4. Enhanced Time-of-Use (TOU) and Energy Arbitrage

There are certain times of the day when energy consumption in the province is at a peak, for example, around the starting hours of offices in the morning. For the utility companies, that means having to maintain an infrastructure equivalent to the peak consumption, and running it on part load at other times of the day, which is an inefficient method and leads to higher costs.

A way to prevent or reduce this effect is to make customers use lower power during peak hours, and the simplest way to do this is to charge the consumers more for peak-hour usage. 

For the customer, this means having to buy costly power just when they need it the most. Having energy storage allows users to store energy during off-peak hours and use it during peak hours, thus being able to use cheaper power even at peak hours.

Recently, the province of Ontario rolled out new pilots under its plan to redesign the electricity pricing. Accordingly, under the Regulated Price Plan (RPP), the OEB has put into place a pilot for the ‘Enhanced Time-of-Use’ model, wherein customers will experience a larger difference between on-peak and off-peak pricing. 

Enhanced TOU Pilot and Seasonal Variations (source – OEB)

What this means for someone with energy storage is that they are practically able to reduce that difference by using their ESS during peak hours.

5. Reduced Environment Footprint

It may not feel intuitive right away, but energy storage systems help reduce carbon emissions in specific ways.

Traditionally, the go-to backup source of energy was diesel generators, which is one of the most polluting ways of generating power. Using battery energy storage is significantly cleaner in comparison to gensets.

Secondly, for a long time, the intermittent nature of renewable energy sources like solar and wind did not encourage people to adopt these technologies. But with energy storage, customers can generate enough solar power for 24 hours during the day and store some of it in a battery bank.

This means less grid power is consumed and more reliance is on renewable energy, thus naturally reducing GHG emissions.

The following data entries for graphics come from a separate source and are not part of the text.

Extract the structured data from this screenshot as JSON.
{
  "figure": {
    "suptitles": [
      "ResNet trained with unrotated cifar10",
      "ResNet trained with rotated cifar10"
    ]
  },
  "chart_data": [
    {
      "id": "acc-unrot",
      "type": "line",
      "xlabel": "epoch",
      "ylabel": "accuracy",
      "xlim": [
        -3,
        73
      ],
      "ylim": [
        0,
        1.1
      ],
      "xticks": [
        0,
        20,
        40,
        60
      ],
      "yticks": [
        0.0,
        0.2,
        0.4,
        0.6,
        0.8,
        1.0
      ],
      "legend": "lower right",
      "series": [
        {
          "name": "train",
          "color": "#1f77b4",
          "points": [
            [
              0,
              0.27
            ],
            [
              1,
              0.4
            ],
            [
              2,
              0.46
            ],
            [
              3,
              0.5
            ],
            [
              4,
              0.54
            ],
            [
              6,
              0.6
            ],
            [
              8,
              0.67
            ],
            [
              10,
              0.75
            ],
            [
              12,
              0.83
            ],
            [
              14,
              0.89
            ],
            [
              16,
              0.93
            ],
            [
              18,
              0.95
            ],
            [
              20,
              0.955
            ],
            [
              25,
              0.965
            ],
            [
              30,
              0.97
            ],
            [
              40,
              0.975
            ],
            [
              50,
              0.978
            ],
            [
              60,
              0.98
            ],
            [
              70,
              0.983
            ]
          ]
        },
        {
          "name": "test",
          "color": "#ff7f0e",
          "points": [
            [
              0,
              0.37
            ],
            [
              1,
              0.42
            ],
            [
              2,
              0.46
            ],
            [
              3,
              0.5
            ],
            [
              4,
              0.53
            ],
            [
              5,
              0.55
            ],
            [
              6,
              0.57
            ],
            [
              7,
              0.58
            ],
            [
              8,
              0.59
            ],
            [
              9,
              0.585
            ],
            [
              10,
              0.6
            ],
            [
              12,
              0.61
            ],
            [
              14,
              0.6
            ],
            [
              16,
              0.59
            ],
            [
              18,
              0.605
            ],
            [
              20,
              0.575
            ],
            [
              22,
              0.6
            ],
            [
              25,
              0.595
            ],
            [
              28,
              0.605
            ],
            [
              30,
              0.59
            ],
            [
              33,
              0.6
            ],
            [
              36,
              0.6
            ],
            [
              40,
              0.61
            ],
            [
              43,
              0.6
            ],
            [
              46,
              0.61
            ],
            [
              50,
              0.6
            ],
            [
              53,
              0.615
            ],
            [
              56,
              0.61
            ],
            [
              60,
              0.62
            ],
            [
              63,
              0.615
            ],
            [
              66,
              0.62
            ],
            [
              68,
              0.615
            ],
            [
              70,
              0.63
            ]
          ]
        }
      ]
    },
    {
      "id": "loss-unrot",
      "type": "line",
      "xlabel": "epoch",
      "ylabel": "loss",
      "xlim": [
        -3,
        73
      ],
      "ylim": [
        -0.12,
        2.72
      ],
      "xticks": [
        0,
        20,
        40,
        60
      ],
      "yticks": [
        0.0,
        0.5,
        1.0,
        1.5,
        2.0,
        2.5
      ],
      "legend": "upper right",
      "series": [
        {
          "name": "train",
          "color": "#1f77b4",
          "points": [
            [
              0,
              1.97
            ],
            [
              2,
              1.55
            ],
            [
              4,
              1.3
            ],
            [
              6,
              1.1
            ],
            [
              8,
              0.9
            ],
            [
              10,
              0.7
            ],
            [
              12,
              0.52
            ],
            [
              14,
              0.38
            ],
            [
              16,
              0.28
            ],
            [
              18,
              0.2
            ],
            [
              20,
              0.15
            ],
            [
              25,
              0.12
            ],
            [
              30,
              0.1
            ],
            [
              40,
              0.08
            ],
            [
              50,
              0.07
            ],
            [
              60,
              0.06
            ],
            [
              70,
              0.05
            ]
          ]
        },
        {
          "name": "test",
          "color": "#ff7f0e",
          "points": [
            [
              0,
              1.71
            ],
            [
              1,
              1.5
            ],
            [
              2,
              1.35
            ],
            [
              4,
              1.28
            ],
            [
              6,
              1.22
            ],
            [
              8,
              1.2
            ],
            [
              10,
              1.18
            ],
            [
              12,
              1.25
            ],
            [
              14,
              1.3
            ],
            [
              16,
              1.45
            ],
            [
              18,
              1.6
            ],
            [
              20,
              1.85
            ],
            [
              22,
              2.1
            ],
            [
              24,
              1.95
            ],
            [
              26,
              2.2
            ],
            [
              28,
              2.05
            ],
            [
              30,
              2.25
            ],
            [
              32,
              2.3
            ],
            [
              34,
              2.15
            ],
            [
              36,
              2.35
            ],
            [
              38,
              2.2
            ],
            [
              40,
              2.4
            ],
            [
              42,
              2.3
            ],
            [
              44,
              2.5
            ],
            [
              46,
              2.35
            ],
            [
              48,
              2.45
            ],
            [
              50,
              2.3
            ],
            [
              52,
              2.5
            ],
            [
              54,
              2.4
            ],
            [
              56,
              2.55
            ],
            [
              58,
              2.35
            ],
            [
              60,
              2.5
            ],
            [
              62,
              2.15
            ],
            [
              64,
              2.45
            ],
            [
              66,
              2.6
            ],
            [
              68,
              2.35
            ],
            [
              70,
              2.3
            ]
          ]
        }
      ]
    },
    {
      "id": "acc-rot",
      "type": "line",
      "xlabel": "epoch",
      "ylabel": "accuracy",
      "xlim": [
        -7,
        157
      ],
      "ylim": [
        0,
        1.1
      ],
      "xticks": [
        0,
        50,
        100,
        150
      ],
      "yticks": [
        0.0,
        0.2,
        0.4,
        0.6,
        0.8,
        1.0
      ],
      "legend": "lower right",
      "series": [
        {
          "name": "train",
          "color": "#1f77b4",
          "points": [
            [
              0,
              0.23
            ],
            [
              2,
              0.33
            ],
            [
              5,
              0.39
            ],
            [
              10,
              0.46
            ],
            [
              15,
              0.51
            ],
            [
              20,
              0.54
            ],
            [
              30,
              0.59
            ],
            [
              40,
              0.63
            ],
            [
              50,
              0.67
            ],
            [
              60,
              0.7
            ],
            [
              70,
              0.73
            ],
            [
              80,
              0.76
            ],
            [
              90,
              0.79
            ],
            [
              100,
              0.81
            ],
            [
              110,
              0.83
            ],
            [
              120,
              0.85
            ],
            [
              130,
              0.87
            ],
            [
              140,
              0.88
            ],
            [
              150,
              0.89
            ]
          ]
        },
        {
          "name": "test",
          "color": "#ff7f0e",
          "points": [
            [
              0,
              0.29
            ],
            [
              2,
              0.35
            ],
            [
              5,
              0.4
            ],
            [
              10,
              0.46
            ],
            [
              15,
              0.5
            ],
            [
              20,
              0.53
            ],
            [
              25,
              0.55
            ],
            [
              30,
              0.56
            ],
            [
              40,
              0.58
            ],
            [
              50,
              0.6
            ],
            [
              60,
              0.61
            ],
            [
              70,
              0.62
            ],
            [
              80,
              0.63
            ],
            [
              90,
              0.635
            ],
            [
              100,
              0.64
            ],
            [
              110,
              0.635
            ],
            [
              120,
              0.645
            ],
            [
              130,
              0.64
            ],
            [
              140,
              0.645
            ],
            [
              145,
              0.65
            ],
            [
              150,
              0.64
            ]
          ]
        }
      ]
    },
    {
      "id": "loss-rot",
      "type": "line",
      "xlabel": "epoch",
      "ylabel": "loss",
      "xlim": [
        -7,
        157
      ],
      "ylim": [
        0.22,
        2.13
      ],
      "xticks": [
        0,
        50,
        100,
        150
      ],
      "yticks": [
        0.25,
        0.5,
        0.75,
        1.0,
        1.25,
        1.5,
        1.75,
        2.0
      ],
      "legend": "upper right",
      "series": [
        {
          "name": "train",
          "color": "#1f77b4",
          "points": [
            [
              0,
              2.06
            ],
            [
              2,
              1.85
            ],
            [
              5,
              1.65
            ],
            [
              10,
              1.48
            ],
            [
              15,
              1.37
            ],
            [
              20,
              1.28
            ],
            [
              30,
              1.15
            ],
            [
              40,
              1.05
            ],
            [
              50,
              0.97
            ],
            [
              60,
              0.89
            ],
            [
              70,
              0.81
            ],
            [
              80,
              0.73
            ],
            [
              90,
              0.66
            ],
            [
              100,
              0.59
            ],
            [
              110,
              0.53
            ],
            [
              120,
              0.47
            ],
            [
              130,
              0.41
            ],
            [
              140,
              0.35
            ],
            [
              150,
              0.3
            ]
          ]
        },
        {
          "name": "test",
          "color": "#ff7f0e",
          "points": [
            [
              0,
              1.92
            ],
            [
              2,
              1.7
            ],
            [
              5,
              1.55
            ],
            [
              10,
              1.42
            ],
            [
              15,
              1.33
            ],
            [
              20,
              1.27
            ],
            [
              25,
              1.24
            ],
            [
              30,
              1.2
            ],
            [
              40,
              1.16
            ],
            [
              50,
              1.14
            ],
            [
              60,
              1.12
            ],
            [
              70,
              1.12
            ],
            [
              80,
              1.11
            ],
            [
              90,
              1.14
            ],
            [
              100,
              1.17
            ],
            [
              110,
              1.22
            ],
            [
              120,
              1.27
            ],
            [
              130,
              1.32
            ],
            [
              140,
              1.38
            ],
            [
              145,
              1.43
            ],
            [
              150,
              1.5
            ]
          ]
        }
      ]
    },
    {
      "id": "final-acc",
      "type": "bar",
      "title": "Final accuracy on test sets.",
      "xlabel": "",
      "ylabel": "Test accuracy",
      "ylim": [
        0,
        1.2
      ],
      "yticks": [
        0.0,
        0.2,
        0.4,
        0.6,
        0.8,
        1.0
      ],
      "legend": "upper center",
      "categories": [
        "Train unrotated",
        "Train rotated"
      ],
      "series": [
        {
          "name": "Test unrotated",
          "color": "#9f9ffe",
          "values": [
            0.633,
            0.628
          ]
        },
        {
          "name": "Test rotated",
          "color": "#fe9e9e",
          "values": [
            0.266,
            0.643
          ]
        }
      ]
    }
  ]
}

Similarly, using ESS also reduces dependency on the natural gas plants employed for peak electricity generation.

Conclusion

“Can businesses in Ontario benefit from Energy Storage?” is not even the correct question anymore. The more relevant question is “How much can Ontarian businesses benefit from energy storage?” 

The answer, as we’ve seen above, is that businesses can benefit significantly from an ESS, in more than just one way. Thanks to reduced equipment prices and superb potential for cost savings, if there was the best time to get an energy storage system, it is now!